You're article is ...actually kind of sound. It's your implied interpretation I have the problem with.
Good example of what I'm talking about. It's not just them who use those fibers during such activities, it's everyone. But what's MORE important is that they already HAVE more (provided they excel particularly well at what they do compared to the mean population).
Long distance runners, swimmers, and cyclists mostly use Type I fibers.
It's also hard to take it seriously when one uses terms of physics incorrectly. Muscles don't produce power. It's an altogether moot point to even mention watts, or horsepower when speaking of internal conditions. Yes, from a body's end-point to the physical mass which it MIGHT move; that can be measured in such terms, but not the process which initiates it. Muscle contraction is a bio-chemical process which doesn't have to neccesarily result in ANY external movement.
The quicker it fires the more power it produces.
Yet, this isn't a bad example of how it happens. This goes with the grain of what I just said. You, however, think it's desirable to consciously by-pass those fibers which you feel don't need to be trained for general application.
An Example Of How Your Muscle Fibers Are Recruited
No disagreement here. It says powerlifters are brutally strong for this reason. What they fail to add is that they are brutally strong, and honed to a razor's edge for those 3 specific lifts. I, for one, can't think of any sport (other than powerlifting itself) which is "maked or breaked" by being able to undertake a perfected high-bar squat. However, it would behoove them to have more metabolic ability (which CAN translate into greater force and mechanical work) which applies to EVERY movement even if it means not having a razor sharp 1RM squat. See the difference? The increased neurologic efficiency is VERY TASK SPECIFIC. Who CARES about squatting skill in a sport?
Low repetition work (in the 1-5 rep range) provides an extremely unique adaptation.
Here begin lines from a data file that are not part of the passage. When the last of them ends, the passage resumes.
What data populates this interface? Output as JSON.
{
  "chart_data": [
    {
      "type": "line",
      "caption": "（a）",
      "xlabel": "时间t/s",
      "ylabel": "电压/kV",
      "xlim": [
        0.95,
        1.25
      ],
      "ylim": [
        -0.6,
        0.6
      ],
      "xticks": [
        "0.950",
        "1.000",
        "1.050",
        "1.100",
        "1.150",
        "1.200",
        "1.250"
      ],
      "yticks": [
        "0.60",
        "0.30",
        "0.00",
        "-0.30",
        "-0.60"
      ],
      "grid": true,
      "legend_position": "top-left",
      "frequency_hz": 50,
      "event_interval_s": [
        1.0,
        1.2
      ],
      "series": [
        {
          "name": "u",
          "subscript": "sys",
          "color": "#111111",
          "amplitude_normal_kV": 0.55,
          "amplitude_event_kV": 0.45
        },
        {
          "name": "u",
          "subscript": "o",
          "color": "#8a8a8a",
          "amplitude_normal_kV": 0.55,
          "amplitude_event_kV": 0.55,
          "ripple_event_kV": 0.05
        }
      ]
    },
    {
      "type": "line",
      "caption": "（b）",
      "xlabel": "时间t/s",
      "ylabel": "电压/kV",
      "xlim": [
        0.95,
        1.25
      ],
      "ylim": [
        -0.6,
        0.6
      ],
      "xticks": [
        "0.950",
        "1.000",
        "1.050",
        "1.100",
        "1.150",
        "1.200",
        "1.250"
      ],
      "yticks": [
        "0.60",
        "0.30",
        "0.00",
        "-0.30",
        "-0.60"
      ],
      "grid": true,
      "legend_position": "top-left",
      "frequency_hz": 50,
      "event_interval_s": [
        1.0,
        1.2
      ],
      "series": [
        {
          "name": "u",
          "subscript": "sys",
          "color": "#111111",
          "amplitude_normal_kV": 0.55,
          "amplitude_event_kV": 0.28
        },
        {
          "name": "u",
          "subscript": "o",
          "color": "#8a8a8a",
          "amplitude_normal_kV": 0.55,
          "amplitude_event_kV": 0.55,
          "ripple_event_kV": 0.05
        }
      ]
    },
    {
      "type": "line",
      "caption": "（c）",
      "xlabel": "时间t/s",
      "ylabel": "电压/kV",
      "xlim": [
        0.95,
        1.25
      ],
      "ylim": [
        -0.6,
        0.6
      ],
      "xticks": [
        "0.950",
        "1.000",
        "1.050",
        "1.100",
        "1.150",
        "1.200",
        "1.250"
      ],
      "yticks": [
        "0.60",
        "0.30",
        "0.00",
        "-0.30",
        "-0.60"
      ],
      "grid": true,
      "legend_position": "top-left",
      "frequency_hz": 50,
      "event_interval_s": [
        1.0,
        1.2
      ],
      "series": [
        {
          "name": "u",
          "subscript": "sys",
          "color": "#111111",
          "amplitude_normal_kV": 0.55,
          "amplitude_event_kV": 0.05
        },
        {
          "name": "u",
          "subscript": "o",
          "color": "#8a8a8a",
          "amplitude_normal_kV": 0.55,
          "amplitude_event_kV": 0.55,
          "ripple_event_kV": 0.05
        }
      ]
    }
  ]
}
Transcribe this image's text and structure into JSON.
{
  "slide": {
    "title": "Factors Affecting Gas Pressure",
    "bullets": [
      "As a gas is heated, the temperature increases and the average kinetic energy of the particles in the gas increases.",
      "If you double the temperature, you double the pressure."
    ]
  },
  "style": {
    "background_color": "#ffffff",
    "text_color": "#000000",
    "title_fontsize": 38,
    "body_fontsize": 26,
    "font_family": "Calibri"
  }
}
To overcome the weight, your body must recruit as many motor units as humanly possible. This will cause your nervous system to become more efficient at this process. Over time, you will learn to lift the heavier weight with all (or close to as possible) of your motor units in one rep. Powerlifters are brutally strong for this reason. They can basically make all the their motor units fire at once.
Yet, in a higher rep (TUL!) set, the coveted fibers are STILL recruited and fatigued. Go ahead and recruit all those muscle fibers at once for the squat...I hope you're called upon to squat an opponent.
Strength gains in the 1-5 rep range can take place without muscular hypertrophy. This doesn't mean that growth cannot occur at these junctions. It just means that growth is not the optimal method of adaptation in this zone. This is for two reasons. First, although more motor units are recruited at once, low repetition sets cannot recruit as many muscle fibers as in a higher repetition set.